With everyone discussing the news on the internet, it’s more important than ever to know the difference between a valid argument and a fallacy. Formally, a fallacy (pronounced “phallus-ee”, so get your giggling out of the way now) is an argument where the conclusion does not necessarily follow from the premises. More helpfully, a fallacy is when you try to argue for some proposition, but you bring up facts that have no bearing on whether the proposition is true.
To illustrate this, I am going to start with a statement that I hope we can all agree on: one plus one is two. This statement is true no matter which language you translate it into; if you say “eins plus eins gleich zwei,” it is still true. The truth remains if you say it with a sarcastic tone in your own voice, if you write it out in sticks and stones, if you shout it on a street corner, or if you append it to the end of a misogynistic YouTube comment. It remains true no matter who says it, whether it’s you, your grandmother, Neil deGrasse Tyson, or Adolf Hitler.
It’s even true if you include it in a fallacious argument: If you say, “The moon is made of cheese, therefore, one plus one is two,” the argument as a whole is a fallacy, but that doesn’t change the fact that the conclusion is true. This means that if I come along and say, “one plus one can’t be two — Hitler believed one plus one is two, and he was evil!” I am wrong, because I’m using irrelevant information to try to conclude that one plus one is not two. You’re probably familiar with the “argumentum ad Hitlerum” — a popular fallacy on the internet — and a special case of “argumentum ad hominem,” (a case in which one attacks an opponent instead their argument).

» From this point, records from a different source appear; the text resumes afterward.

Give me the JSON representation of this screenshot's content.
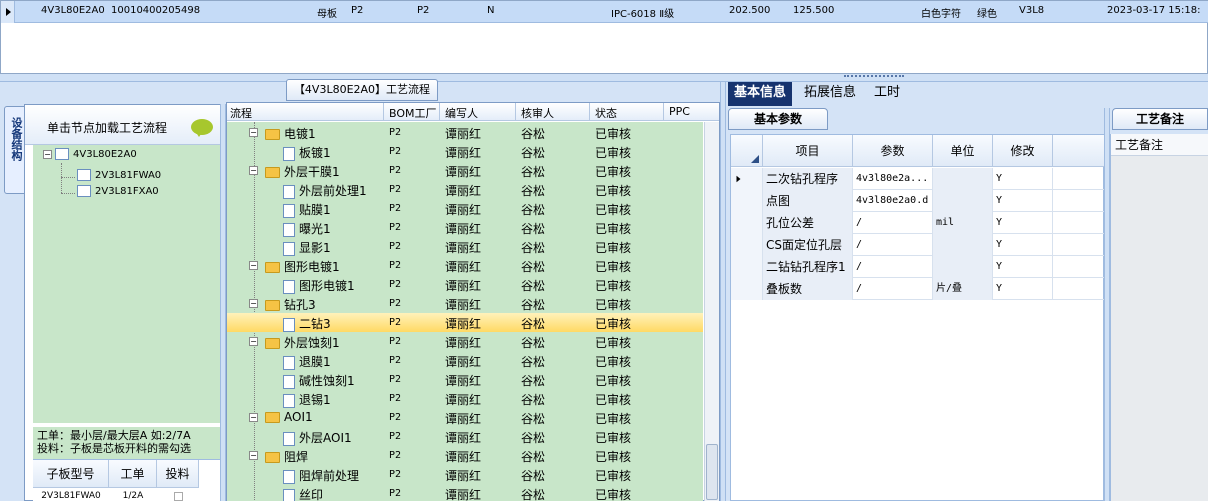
{
  "top_row": {
    "code": "4V3L80E2A0",
    "number": "10010400205498",
    "type": "母板",
    "factory1": "P2",
    "factory2": "P2",
    "flag": "N",
    "model": "IPC-6018 Ⅱ级",
    "dim1": "202.500",
    "dim2": "125.500",
    "char_color": "白色字符",
    "mask_color": "绿色",
    "version": "V3L8",
    "datetime": "2023-03-17 15:18:"
  },
  "left": {
    "vertical_tab": "设备结构",
    "header": "单击节点加载工艺流程",
    "tree": [
      "4V3L80E2A0",
      "2V3L81FWA0",
      "2V3L81FXA0"
    ],
    "note_line1": "工单：最小层/最大层A 如:2/7A",
    "note_line2": "投料：子板是芯板开料的需勾选",
    "grid_headers": [
      "子板型号",
      "工单",
      "投料"
    ],
    "grid_row": [
      "2V3L81FWA0",
      "1/2A",
      ""
    ]
  },
  "flow": {
    "title": "【4V3L80E2A0】工艺流程",
    "headers": [
      "流程",
      "BOM工厂",
      "编写人",
      "核审人",
      "状态",
      "PPC"
    ],
    "rows": [
      {
        "name": "电镀1",
        "bom": "P2",
        "writer": "谭丽红",
        "reviewer": "谷松",
        "status": "已审核",
        "kind": "folder"
      },
      {
        "name": "板镀1",
        "bom": "P2",
        "writer": "谭丽红",
        "reviewer": "谷松",
        "status": "已审核",
        "kind": "doc"
      },
      {
        "name": "外层干膜1",
        "bom": "P2",
        "writer": "谭丽红",
        "reviewer": "谷松",
        "status": "已审核",
        "kind": "folder"
      },
      {
        "name": "外层前处理1",
        "bom": "P2",
        "writer": "谭丽红",
        "reviewer": "谷松",
        "status": "已审核",
        "kind": "doc"
      },
      {
        "name": "贴膜1",
        "bom": "P2",
        "writer": "谭丽红",
        "reviewer": "谷松",
        "status": "已审核",
        "kind": "doc"
      },
      {
        "name": "曝光1",
        "bom": "P2",
        "writer": "谭丽红",
        "reviewer": "谷松",
        "status": "已审核",
        "kind": "doc"
      },
      {
        "name": "显影1",
        "bom": "P2",
        "writer": "谭丽红",
        "reviewer": "谷松",
        "status": "已审核",
        "kind": "doc"
      },
      {
        "name": "图形电镀1",
        "bom": "P2",
        "writer": "谭丽红",
        "reviewer": "谷松",
        "status": "已审核",
        "kind": "folder"
      },
      {
        "name": "图形电镀1",
        "bom": "P2",
        "writer": "谭丽红",
        "reviewer": "谷松",
        "status": "已审核",
        "kind": "doc"
      },
      {
        "name": "钻孔3",
        "bom": "P2",
        "writer": "谭丽红",
        "reviewer": "谷松",
        "status": "已审核",
        "kind": "folder"
      },
      {
        "name": "二钻3",
        "bom": "P2",
        "writer": "谭丽红",
        "reviewer": "谷松",
        "status": "已审核",
        "kind": "doc"
      },
      {
        "name": "外层蚀刻1",
        "bom": "P2",
        "writer": "谭丽红",
        "reviewer": "谷松",
        "status": "已审核",
        "kind": "folder"
      },
      {
        "name": "退膜1",
        "bom": "P2",
        "writer": "谭丽红",
        "reviewer": "谷松",
        "status": "已审核",
        "kind": "doc"
      },
      {
        "name": "碱性蚀刻1",
        "bom": "P2",
        "writer": "谭丽红",
        "reviewer": "谷松",
        "status": "已审核",
        "kind": "doc"
      },
      {
        "name": "退锡1",
        "bom": "P2",
        "writer": "谭丽红",
        "reviewer": "谷松",
        "status": "已审核",
        "kind": "doc"
      },
      {
        "name": "AOI1",
        "bom": "P2",
        "writer": "谭丽红",
        "reviewer": "谷松",
        "status": "已审核",
        "kind": "folder"
      },
      {
        "name": "外层AOI1",
        "bom": "P2",
        "writer": "谭丽红",
        "reviewer": "谷松",
        "status": "已审核",
        "kind": "doc"
      },
      {
        "name": "阻焊",
        "bom": "P2",
        "writer": "谭丽红",
        "reviewer": "谷松",
        "status": "已审核",
        "kind": "folder"
      },
      {
        "name": "阻焊前处理",
        "bom": "P2",
        "writer": "谭丽红",
        "reviewer": "谷松",
        "status": "已审核",
        "kind": "doc"
      },
      {
        "name": "丝印",
        "bom": "P2",
        "writer": "谭丽红",
        "reviewer": "谷松",
        "status": "已审核",
        "kind": "doc"
      }
    ]
  },
  "right": {
    "tabs": [
      "基本信息",
      "拓展信息",
      "工时"
    ],
    "subtab": "基本参数",
    "param_headers": [
      "项目",
      "参数",
      "单位",
      "修改"
    ],
    "params": [
      [
        "二次钻孔程序",
        "4v3l80e2a...",
        "",
        "Y"
      ],
      [
        "点图",
        "4v3l80e2a0.d",
        "",
        "Y"
      ],
      [
        "孔位公差",
        "/",
        "mil",
        "Y"
      ],
      [
        "CS面定位孔层",
        "/",
        "",
        "Y"
      ],
      [
        "二钻钻孔程序1",
        "/",
        "",
        "Y"
      ],
      [
        "叠板数",
        "/",
        "片/叠",
        "Y"
      ]
    ],
    "remark_header": "工艺备注",
    "remark_label": "工艺备注"
  },
  "colors": {
    "accent": "#16336e",
    "tree_bg": "#c8e6c9",
    "selected_row": "#ffd964",
    "header_row": "#c5dbf7"
  }
}
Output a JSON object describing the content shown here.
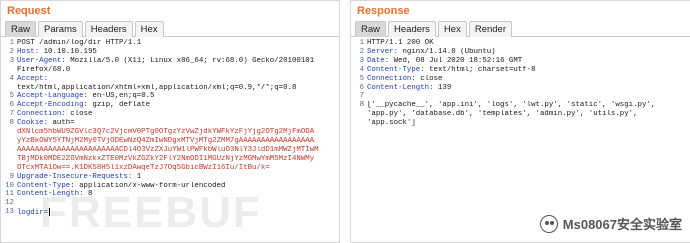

If this all seems condescendingly obvious, bear in mind that what holds for “one plus one equals two” holds for any true statement, and what holds for “one plus one equals three” holds for any false statement. In practice, fallacies are covert, and they come up when dealing with more complex real-world topics. This is no excuse to stop exercising basic reasoning skills. As long as a fallacy continues to persuade an audience, it will continue to be used. It is my hope that, through this column, I can help make the most common fallacies a little less effective.